Ora, se o objetivo do legislador era deixar o cliente a par da suspensão, negociar este direito da advogada (ou do advogado) antes mesmo da contratação é a maneira mais benéfica ao cliente, que conhecerá desde logo as condições do serviço oferecido, sem ser surpreendido no curso do processo.

O problema é contar que essas propostas interpretativas aqui colocadas sejam efetivamente adotadas por juízes de todo o país. É necessária e urgente a unidade interpretativa. Enunciados de Fóruns, como o FPPC – Fórum Permanente de Processualistas Civis, precisam ser concebidos e aprovados com urgência. O Conselho Federal da OAB há que se articular com o Judiciário para elaborar um protocolo institucional (um negócio processual que alcança processos indeterminados) que esclareça em que termos esse enunciado normativo deve ser interpretado e aplicado; o CNJ também pode ajudar na concretização dessas regras, como sugeriu Gisele Góes, também em conversa virtual. Não se pode excluir, ainda, a possibilidade de leis estaduais suplementares regulamentarem a matéria no plano local, enquanto não houver uma uniformidade de entendimento nacional (art. 24, § 2.º, CF).

É certo que o texto da Lei n. 13.363/16 poderia ser mais minudente e claro quanto ao termo inicial do prazo de suspensão do processo em caso de parto. Suas eventuais omissões e obscuridades podem e devem ser supridas com uma adequada leitura doutrinária e jurisprudencial.

Tomadas essas cautelas e precauções, resta a todos nós comemorar essas novas garantias incorporadas ao CPC/15, que certamente implicarão mudanças significativas na rotina da advogada (e do advogado) autônoma brasileira.

[1] ““Art. 313. (...)

IX - pelo parto ou pela concessão de adoção, quando a advogada responsável pelo processo constituir a única patrona da causa;

X - quando o advogado responsável pelo processo constituir o único patrono da causa e tornar-se pai. (...)

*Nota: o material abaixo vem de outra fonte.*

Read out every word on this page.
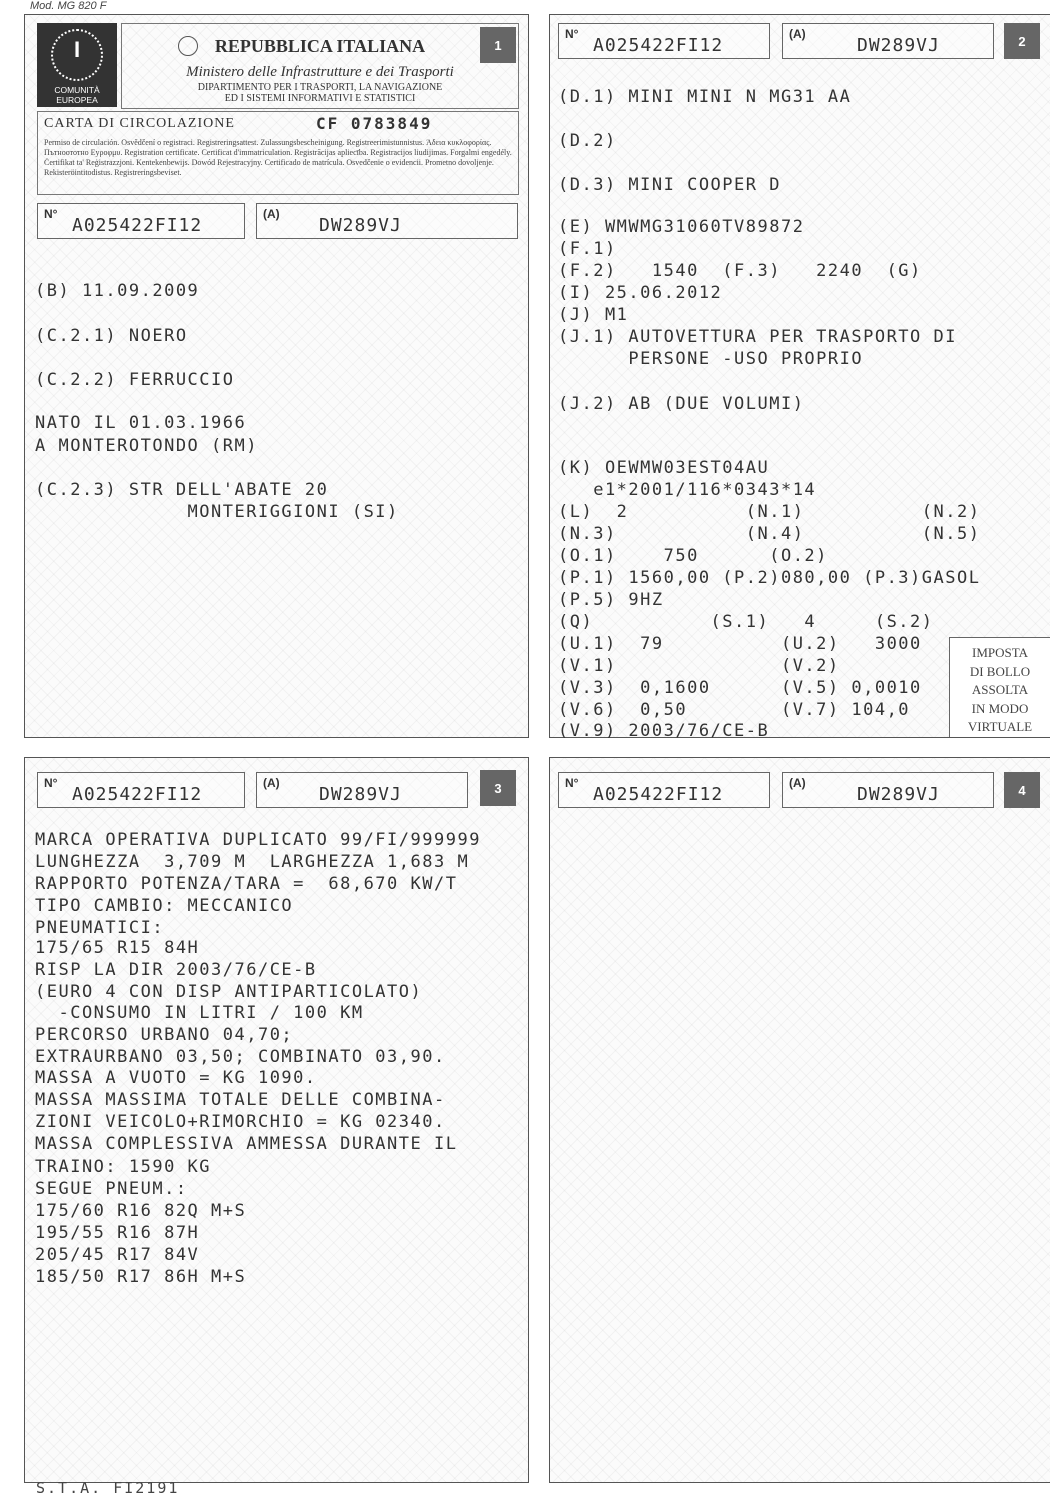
Mod. MG 820 F
I
COMUNITÀ
EUROPEA
REPUBBLICA ITALIANA
Ministero delle Infrastrutture e dei Trasporti
DIPARTIMENTO PER I TRASPORTI, LA NAVIGAZIONE
ED I SISTEMI INFORMATIVI E STATISTICI
1
CARTA DI CIRCOLAZIONE	CF 0783849
Permiso de circulación. Osvědčení o registraci. Registreringsattest. Zulassungsbescheinigung. Registreerimistunnistus. Άδεια κυκλοφορίας. Пътноототно Еуροφμυ. Registration certificate. Certificat d'immatriculation. Registrācijas apliecība. Registracijos liudijimas. Forgalmi engedély. Ċertifikat ta' Reġistrazzjoni. Kentekenbewijs. Dowód Rejestracyjny. Certificado de matrícula. Osvedčenie o evidencii. Prometno dovoljenje. Rekisteröintitodistus. Registreringsbeviset.
N°
A025422FI12
(A)
DW289VJ
(B) 11.09.2009
(C.2.1) NOERO
(C.2.2) FERRUCCIO
NATO IL 01.03.1966
A MONTEROTONDO (RM)
(C.2.3) STR DELL'ABATE 20
MONTERIGGIONI (SI)
N°
A025422FI12
(A)
DW289VJ	2
(D.1) MINI MINI N MG31 AA
(D.2)
(D.3) MINI COOPER D
(E) WMWMG31060TV89872
(F.1)
(F.2)   1540  (F.3)   2240  (G)
(I) 25.06.2012
(J) M1
(J.1) AUTOVETTURA PER TRASPORTO DI
PERSONE -USO PROPRIO
(J.2) AB (DUE VOLUMI)
(K) OEWMW03EST04AU
e1*2001/116*0343*14
(L)  2          (N.1)          (N.2)
(N.3)           (N.4)          (N.5)
(O.1)    750      (O.2)
(P.1) 1560,00 (P.2)080,00 (P.3)GASOL
(P.5) 9HZ
(Q)          (S.1)   4     (S.2)
(U.1)  79          (U.2)   3000
(V.1)              (V.2)
(V.3)  0,1600      (V.5) 0,0010
(V.6)  0,50        (V.7) 104,0
(V.9) 2003/76/CE-B
IMPOSTA
DI BOLLO
ASSOLTA
IN MODO
VIRTUALE
N°
A025422FI12
(A)
DW289VJ	3
MARCA OPERATIVA DUPLICATO 99/FI/999999
LUNGHEZZA  3,709 M  LARGHEZZA 1,683 M
RAPPORTO POTENZA/TARA =  68,670 KW/T
TIPO CAMBIO: MECCANICO
PNEUMATICI:
175/65 R15 84H
RISP LA DIR 2003/76/CE-B
(EURO 4 CON DISP ANTIPARTICOLATO)
-CONSUMO IN LITRI / 100 KM
PERCORSO URBANO 04,70;
EXTRAURBANO 03,50; COMBINATO 03,90.
MASSA A VUOTO = KG 1090.
MASSA MASSIMA TOTALE DELLE COMBINA-
ZIONI VEICOLO+RIMORCHIO = KG 02340.
MASSA COMPLESSIVA AMMESSA DURANTE IL
TRAINO: 1590 KG
SEGUE PNEUM.:
175/60 R16 82Q M+S
195/55 R16 87H
205/45 R17 84V
185/50 R17 86H M+S
N°
A025422FI12
(A)
DW289VJ	4
S.T.A. FI2191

§ 6o No caso do inciso IX, o período de suspensão será de 30 (trinta) dias, contado a partir da data do parto ou da concessão da adoção, mediante apresentação de certidão de nascimento ou documento similar que comprove a realização do parto, ou de termo judicial que tenha concedido a adoção, desde que haja notificação ao cliente.

§ 7o No caso do inciso X, o período de suspensão será de 8 (oito) dias, contado a partir da data do parto ou da concessão da adoção, mediante apresentação de certidão de nascimento ou documento similar que comprove a realização do parto, ou de termo judicial que tenha concedido a adoção, desde que haja notificação ao cliente.” (NR)”.

[2] VITORELLI, Edilson. Mudou o CPC! As boas intenções das quais o inferno está cheio. Disponível em: < http://www.edilsonvitorelli.com/2016/11/mudouocpc-as-boas-intencoes-das-quais.html>. Acesso em 30 nov 2016.

[3] EDcl no REsp 861.723/SP, Rel. Ministra ELIANA CALMON, SEGUNDA TURMA, julgado em 09/06/2009, DJe 25/06/2009; AgRg na AR 2.995/RS, Rel. Ministro GILSON DIPP, TERCEIRA SEÇÃO, julgado em 10/03/2004, DJ 19/04/2004, p. 151; REsp 32.667/PR, Rel. Ministro FONTES DE ALENCAR, QUARTA TURMA, julgado em 24/06/1996, DJ 23/09/1996, p. 35109.

[4] ARAGÃO, Egas Dirceu Moniz. Comentários ao Código de Processo Civil. V. II. 9 ed. Rio de Janeiro: Forense, 2000, p. 368.

[5] ARAGÃO, Egas Dirceu Moniz. Comentários ao Código de Processo Civil. V. II. 9 ed. Rio de Janeiro: Forense, 2000, p. 368; THEODORO JR, Humberto. Novo Código de Processo Civil – Anotado. 20 ed. Rio de Janeiro: Forense, 2016.